Kurdistani Parti Girişimi Sözcüsü Mehmet Gül İle Röportaj- Seyidxan Kurij\nCts, 12/14/2013 - 04:36 Anonymous\n\nKürdistani Parti Girişimi sözcüsü Mehmet Gül, Devlet olma hakkı, her dünya milleti için olduğu gibi, Kürt ulusunun da en insani ve demokra.
Cts, 12/14/2013 - 04:36 Anonymous
Kürdistani Parti Girişimi sözcüsü Mehmet Gül, Devlet olma hakkı, her dünya milleti için olduğu gibi, Kürt ulusunun da en insani ve demokratik hakkıdır.
Roportaj: Seyîdxan Kurij
Seyîdxan Kurij: Bir süre önce kamuoyuna ‘’Kürdistani Parti Girişimi’’ adı altında siyasi bir parti kurma çalışması deklere ettiniz. Bu çalışma, önceleri ‘’DDKD liler parti kuruyor’’ şeklinde kamuoyuna yansıdı. Peki gerçekte de böyle midir? Bizi bu proje hakkında bilgilendirebilir misiniz?
Mehmet Gül:
Bu Girişim, DDKD geleneğinden gelen 11 arkadaşımızın çağrısı üzerine başladı. Bu çağrıdan sonra, 27 Nisan 2013’te Diyarbakır’da geniş katılımlı bir toplantı yapıldı. Bu toplantıda, geniş katılımlı, ulusal demokratik talepler ekseninde yeni bir oluşumun örgütlenmesi için ‘Yeni Bir Siyasi Proje İçin Diyalog Komisyonu’ oluşturuldu. Bu Diyalog Komisyonu’nun çağrısıyla da 19-20 Ekimde Diyarbakır’da yeni bir toplantı gerçekleşti. Bu toplantıda, değişik geleneklerden kadroların birey hukuku temelinde katılımıyla alınan karar üzerine ‘Kürdistani Parti Girişimi’i resmen başlamış oldu. Başlangıçta DDKD geleneğinden kadroların insiyatif geliştirmeleri nedeniyle, bir kısım medyada ‘’DDKD liler parti kuruyor’’ şeklinde yer aldı. Ama, artık bu sunuş biçimi sona ermiştir. Bu çalışma, şimdi daha çok netleştiği üzere, Kürt ve Kürdistani bir parti kurma girişimidir.
Seyîdxan Kurij: Kuzey Kürdistan da 4 kurulmuş parti ve bir o kadar da çevre var iken neden
yeni bir oluşum? Diğerlerinden temel faklılıklarınız nedir?

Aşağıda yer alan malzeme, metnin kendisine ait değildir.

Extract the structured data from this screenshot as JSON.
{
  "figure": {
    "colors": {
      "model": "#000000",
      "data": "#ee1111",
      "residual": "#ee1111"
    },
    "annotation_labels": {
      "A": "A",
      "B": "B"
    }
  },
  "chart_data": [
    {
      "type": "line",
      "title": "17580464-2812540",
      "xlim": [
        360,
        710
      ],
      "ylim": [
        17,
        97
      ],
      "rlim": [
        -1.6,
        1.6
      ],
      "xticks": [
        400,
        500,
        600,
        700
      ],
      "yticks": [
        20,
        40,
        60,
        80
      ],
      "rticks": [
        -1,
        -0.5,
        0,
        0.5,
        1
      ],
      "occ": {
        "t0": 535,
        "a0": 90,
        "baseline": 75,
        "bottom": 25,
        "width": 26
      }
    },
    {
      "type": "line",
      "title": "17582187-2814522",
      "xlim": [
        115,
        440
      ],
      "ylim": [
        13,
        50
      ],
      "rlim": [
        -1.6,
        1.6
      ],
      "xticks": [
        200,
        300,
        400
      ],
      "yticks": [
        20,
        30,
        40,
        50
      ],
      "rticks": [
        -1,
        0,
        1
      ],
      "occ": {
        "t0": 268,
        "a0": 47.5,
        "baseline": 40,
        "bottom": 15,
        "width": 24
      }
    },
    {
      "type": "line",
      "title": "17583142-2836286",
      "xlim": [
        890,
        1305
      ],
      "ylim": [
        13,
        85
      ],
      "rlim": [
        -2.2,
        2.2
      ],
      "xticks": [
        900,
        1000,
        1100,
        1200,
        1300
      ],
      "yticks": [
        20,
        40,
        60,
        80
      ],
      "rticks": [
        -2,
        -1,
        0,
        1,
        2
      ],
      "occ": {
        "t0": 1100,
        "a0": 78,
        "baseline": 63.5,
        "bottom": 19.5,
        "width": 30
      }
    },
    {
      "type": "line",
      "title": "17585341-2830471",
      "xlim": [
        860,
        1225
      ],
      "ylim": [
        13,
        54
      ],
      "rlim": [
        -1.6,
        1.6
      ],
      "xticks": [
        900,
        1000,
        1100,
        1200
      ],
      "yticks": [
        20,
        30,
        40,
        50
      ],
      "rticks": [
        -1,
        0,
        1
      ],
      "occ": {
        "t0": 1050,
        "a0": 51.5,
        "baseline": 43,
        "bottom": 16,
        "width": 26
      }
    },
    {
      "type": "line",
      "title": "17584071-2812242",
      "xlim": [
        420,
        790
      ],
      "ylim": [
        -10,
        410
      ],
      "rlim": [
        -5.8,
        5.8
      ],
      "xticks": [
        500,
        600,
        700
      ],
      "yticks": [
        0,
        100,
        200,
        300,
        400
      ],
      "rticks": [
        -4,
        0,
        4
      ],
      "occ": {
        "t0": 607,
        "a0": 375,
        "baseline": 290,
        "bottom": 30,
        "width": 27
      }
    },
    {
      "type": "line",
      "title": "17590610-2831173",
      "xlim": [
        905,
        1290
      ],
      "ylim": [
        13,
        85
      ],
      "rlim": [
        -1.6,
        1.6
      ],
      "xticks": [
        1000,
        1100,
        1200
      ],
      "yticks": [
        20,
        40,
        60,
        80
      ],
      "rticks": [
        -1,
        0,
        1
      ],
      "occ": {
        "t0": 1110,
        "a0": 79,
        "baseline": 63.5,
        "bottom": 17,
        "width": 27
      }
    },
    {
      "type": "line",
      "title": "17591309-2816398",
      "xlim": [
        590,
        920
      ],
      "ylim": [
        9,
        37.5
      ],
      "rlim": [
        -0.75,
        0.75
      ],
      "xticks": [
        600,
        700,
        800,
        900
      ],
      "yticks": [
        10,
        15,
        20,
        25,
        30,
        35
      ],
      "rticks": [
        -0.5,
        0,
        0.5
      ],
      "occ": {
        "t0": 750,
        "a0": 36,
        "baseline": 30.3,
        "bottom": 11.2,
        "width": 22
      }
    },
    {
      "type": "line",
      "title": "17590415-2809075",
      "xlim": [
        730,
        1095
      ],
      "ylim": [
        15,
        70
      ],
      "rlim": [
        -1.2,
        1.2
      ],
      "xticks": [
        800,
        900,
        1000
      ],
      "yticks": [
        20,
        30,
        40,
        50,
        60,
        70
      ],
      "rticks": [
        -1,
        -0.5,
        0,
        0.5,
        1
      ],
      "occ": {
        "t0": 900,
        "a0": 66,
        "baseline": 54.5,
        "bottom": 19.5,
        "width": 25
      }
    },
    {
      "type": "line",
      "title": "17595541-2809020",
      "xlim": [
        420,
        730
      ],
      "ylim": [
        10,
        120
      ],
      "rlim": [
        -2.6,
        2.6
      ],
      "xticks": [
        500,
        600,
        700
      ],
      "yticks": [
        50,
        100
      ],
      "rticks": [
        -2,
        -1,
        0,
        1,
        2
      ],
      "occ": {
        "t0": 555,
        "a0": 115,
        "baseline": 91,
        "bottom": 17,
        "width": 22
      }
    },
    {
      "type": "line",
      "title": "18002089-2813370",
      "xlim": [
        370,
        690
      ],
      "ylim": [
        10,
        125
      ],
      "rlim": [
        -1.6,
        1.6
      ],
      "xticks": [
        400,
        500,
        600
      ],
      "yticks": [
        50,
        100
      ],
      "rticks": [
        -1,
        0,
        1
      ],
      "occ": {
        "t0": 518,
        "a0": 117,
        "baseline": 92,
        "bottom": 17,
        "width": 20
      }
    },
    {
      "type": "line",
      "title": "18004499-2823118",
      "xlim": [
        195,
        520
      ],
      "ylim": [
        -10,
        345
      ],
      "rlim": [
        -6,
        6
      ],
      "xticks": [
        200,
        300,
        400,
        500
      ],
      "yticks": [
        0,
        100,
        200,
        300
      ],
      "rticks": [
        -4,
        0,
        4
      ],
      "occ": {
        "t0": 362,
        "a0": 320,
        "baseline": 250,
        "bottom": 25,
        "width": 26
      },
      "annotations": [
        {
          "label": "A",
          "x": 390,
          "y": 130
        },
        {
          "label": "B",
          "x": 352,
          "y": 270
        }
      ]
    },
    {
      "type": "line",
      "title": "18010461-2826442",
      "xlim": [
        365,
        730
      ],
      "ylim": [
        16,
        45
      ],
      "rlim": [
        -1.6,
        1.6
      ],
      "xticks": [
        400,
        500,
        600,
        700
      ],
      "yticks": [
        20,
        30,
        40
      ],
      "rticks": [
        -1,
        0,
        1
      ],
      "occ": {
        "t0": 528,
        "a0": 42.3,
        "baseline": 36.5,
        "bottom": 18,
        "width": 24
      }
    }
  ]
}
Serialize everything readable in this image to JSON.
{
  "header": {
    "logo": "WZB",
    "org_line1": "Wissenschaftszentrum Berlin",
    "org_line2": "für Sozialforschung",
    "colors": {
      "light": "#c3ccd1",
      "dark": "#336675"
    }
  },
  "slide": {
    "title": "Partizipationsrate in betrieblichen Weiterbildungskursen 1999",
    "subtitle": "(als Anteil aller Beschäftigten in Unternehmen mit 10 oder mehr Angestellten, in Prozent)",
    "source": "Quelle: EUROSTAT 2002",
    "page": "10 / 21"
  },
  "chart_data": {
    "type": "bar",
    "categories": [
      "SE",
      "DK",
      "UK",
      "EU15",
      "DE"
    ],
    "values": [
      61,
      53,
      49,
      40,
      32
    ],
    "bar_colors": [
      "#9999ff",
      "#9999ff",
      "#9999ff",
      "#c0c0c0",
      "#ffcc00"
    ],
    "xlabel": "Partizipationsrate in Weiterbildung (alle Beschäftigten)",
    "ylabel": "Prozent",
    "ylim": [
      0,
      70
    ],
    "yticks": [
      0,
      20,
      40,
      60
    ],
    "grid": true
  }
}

Mehmet Gül: Herşeyden önce şunu belirtmek gerekir. Evet, bir çok parti var. Ve daha da yeni partiler de olabilir. Bu partilere rağmen,milyonlarca insanımız hala Türk partilerine
oy vermektedir.Yüzbinlerce insanımız da mevcut Kürt partilerini desteklememektedir.Siyaset yapma niyetinde olup da bu partilerden herhangi birini tercih etmemiş onbinlerce insanımız mevcuttur. Tablo bu iken, ‘neden ayrı ve yeni bir parti?’ sorusu anlamsız hale geliyor. Bu potansiyele hitap edecek, bu kitleyi kucaklamayı hedefleyecek bir Girişim’in başlatılmasının meşru temeli, maddi ve manevi zeminini mevcut durumdaki olgulardır. Kaldı ki Girişimimiz, nihai bir biçim almış değlidir; oluşum ve örgütlenme süreci devam ediyor ve deklerasyonumuzda belirtildiği gibi katılımlara açıktır. Bu anlamda, mevcut kimi kesimlerle Kürt ve Kürdistani bir eksende bir araya gelme olasılığı ortadan kalkmış değildir. Yeni katılımlarla bu projenin bir bileşeni olarak aynı mecraya akabiliriz. Ama, biz şu aşamada, net olarak şunu söylüyoruz: Türkiyelileşme
temelinde değil, Kürdistan’ı esas alan bir siyasal oluşuma ihtiyaç vardır. Ve biz de bu ihtiyacı örgütlemek istiyoruz. Biz bir kişi, sınıf, din ya da mezhep partisi olmayacağız. Kendi kendisini yöneten, demokratik katılım ve oluş üzerinde yükselen, iradesi kendi ellerinde olan bir parti kurmaya çalışıyoruz. Dindarından seküler insanına kadar herkesin içinde yer alabileceği, ulusal demokratik, Kürt ve Kürdistani bir kitle partisi olacağız.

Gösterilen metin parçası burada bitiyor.